Salah satu langkah strategis dilakukan melalui sinergi dengan pemerintah pusat, termasuk pemanfaatan Dana Alokasi Khusus (DAK) serta program nasional lainnya untuk menutup kekurangan anggaran.
Ruas Jalan Prioritas Mulai Dikerjakan
Sejumlah ruas jalan strategis masuk dalam daftar prioritas pembangunan dan peningkatan kualitas pada 2026, di antaranya:
- Ruas Jalan Payung–Sadarehe
Mendapat dukungan anggaran sekitar Rp12 miliar untuk menunjang mobilitas warga dan aktivitas ekonomi lokal. - Ruas Gandawesi–Beber (Program Inpres Jalan Daerah/IJD)

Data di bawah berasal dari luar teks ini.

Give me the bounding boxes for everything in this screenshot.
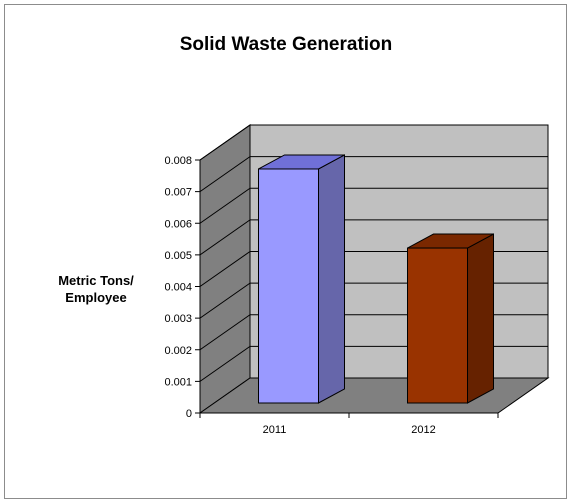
- bar-side: [467, 233, 494, 404]
- y-tick-label: 0: [186, 408, 192, 420]
- y-tick-label: 0.003: [164, 313, 192, 325]
- y-tick-label: 0.006: [164, 218, 192, 230]
- x-axis-ticks: 2011 2012: [199, 413, 499, 436]
- y-axis-label-line-2: Employee: [65, 290, 127, 305]
- gridline-side: [199, 282, 251, 319]
- y-axis: 0 0.001 0.002 0.003 0.004 0.005 0.006 0.007 0.00…: [164, 155, 498, 420]
- chart-title: Solid Waste Generation: [179, 34, 393, 55]
- bar-side: [318, 154, 345, 404]
- y-tick-label: 0.008: [164, 155, 192, 167]
- y-tick-label: 0.002: [164, 345, 192, 357]
- x-tick-label: 2011: [263, 424, 287, 436]
- y-axis-label: Metric Tons/ Employee: [36, 272, 156, 306]
- y-tick-label: 0.007: [164, 187, 192, 199]
- gridline-side: [199, 345, 251, 382]
- y-axis-label-line-1: Metric Tons/: [58, 273, 134, 288]
- y-tick-label: 0.001: [164, 376, 192, 388]
- bar-2012: [407, 233, 494, 404]
- gridline-side: [199, 219, 251, 256]
- plot-walls: [198, 124, 550, 414]
- bar-2011: [258, 154, 345, 404]
- gridline-side: [199, 124, 251, 161]
- y-tick-label: 0.005: [164, 250, 192, 262]
- x-tick-label: 2012: [411, 424, 435, 436]
- floor: [198, 377, 550, 414]
- bar-front: [258, 168, 319, 404]
- bars: [258, 154, 494, 404]
- gridline-side: [199, 314, 251, 351]
- y-tick-label: 0.004: [164, 282, 192, 294]
- gridline-side: [199, 187, 251, 224]
- bar-front: [407, 247, 468, 404]
- gridline-side: [199, 156, 251, 193]
- gridline-side: [199, 251, 251, 287]
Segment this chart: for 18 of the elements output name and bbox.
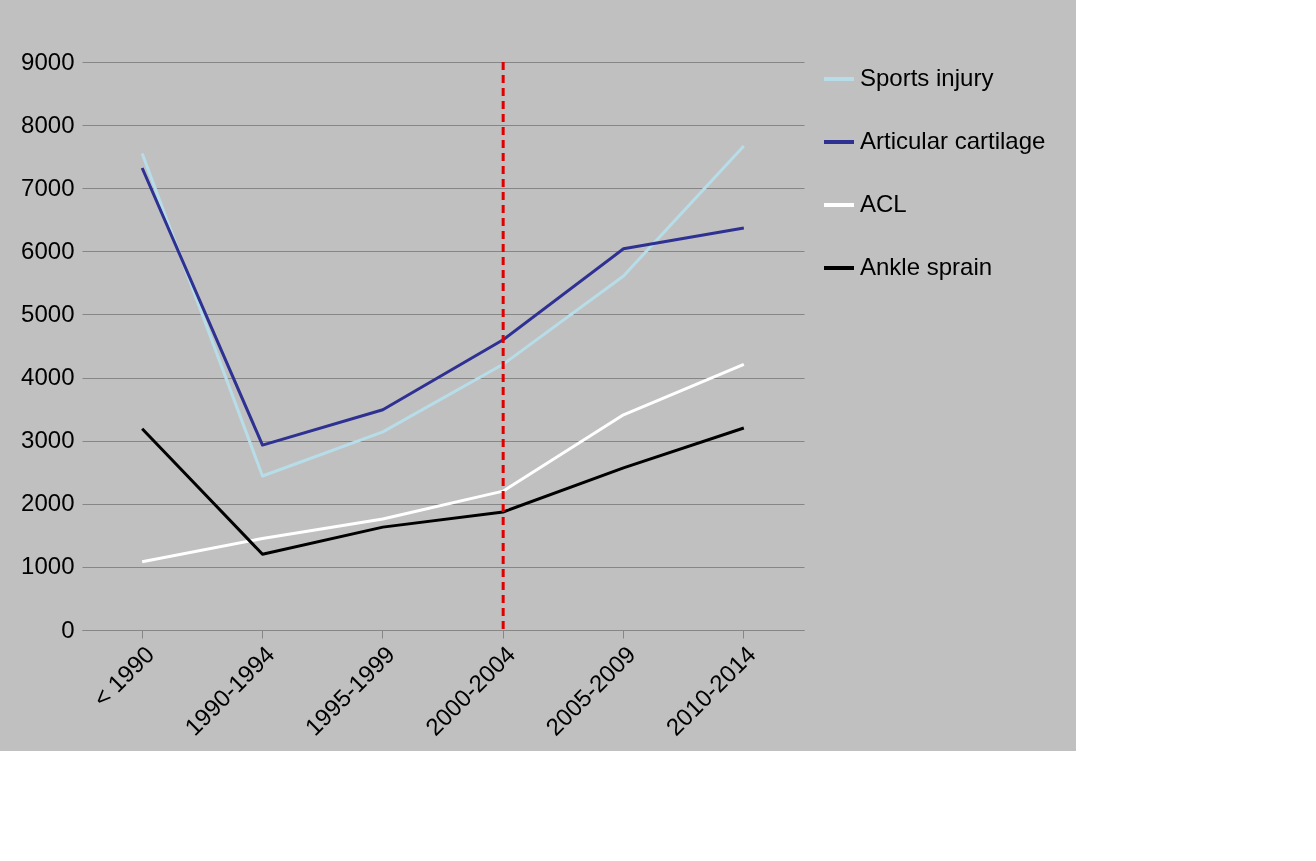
legend-label: Ankle sprain (860, 253, 993, 280)
y-tick-label: 7000 (21, 173, 75, 201)
legend-label: Sports injury (860, 64, 994, 91)
line-series (140, 426, 746, 556)
line-series (140, 166, 746, 447)
y-tick-label: 6000 (21, 236, 75, 264)
y-tick-label: 0 (61, 615, 75, 643)
y-tick-label: 9000 (21, 47, 75, 75)
line-series (140, 144, 746, 478)
line-series (140, 362, 746, 564)
y-tick-label: 5000 (21, 299, 75, 327)
y-tick-label: 4000 (21, 363, 75, 391)
legend-label: Articular cartilage (860, 127, 1046, 154)
legend-label: ACL (860, 190, 907, 217)
y-tick-label: 1000 (21, 552, 75, 580)
y-tick-label: 2000 (21, 489, 75, 517)
y-tick-label: 8000 (21, 110, 75, 138)
y-tick-label: 3000 (21, 426, 75, 454)
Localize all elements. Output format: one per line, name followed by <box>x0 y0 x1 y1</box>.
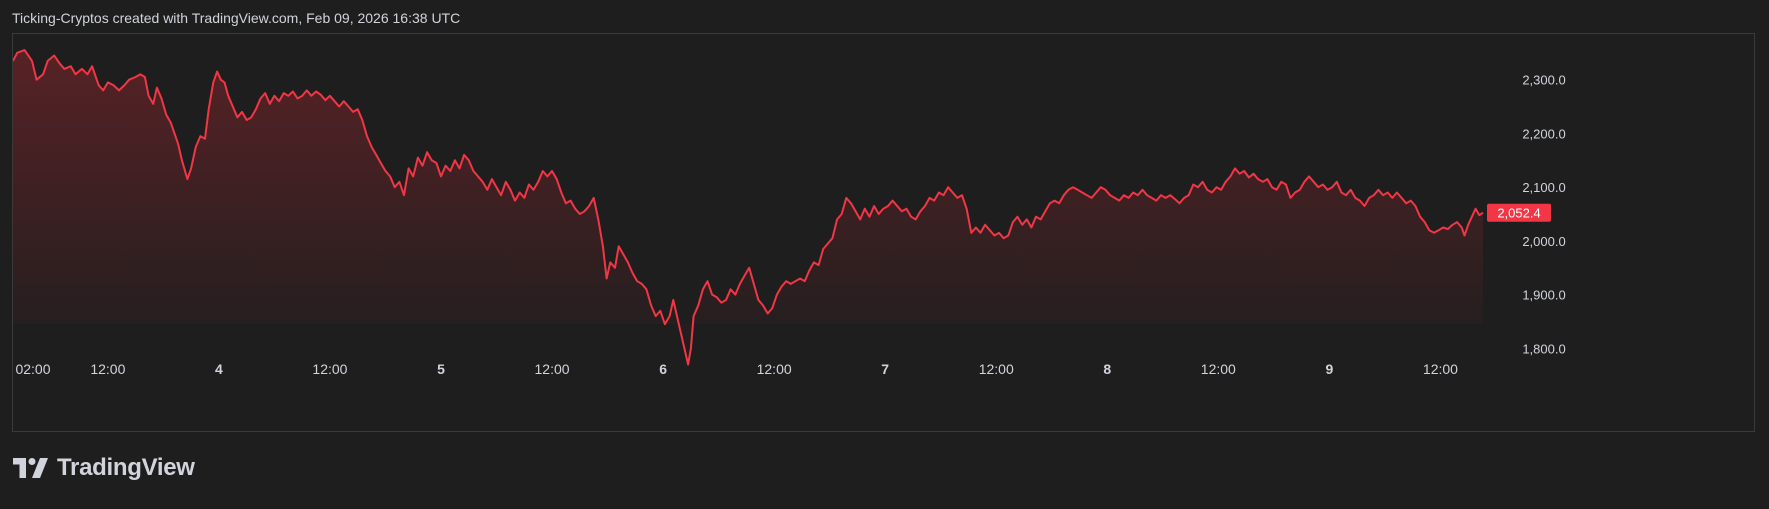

Dialokasikan dana sekitar Rp10,3 miliar dan telah memasuki tahapan lelang proyek. - Ruas Jalan Bantarwaru–Sumberjaya
Mendapat alokasi anggaran sekitar Rp21 miliar guna memperkuat konektivitas antarwilayah.
Pemerintah daerah memastikan setiap proyek berjalan sesuai perencanaan dan memperhatikan kualitas pekerjaan.
Dorong Pertumbuhan Ekonomi dan Konektivitas
Bupati Eman menegaskan bahwa pembangunan jalan bukan sekadar perbaikan fisik infrastruktur. Jalan yang baik akan memperlancar distribusi barang, mempercepat akses layanan publik, serta membuka peluang usaha baru bagi masyarakat.
“Konektivitas yang baik akan mendorong pertumbuhan ekonomi dan pemerataan pembangunan di Majalengka,” katanya.
Optimisme Majalengka Hadapi 2026
Dengan dukungan pendanaan dari pusat dan komitmen pemerintah daerah, Pemkab Majalengka optimistis pembangunan infrastruktur jalan pada 2026 akan berjalan efektif. Perbaikan akses diharapkan mampu meningkatkan kesejahteraan masyarakat sekaligus menarik investasi ke daerah.
Pemerintah daerah menargetkan pembangunan jalan yang berkelanjutan sebagai fondasi utama menuju Majalengka yang lebih maju, terhubung, dan berdaya saing.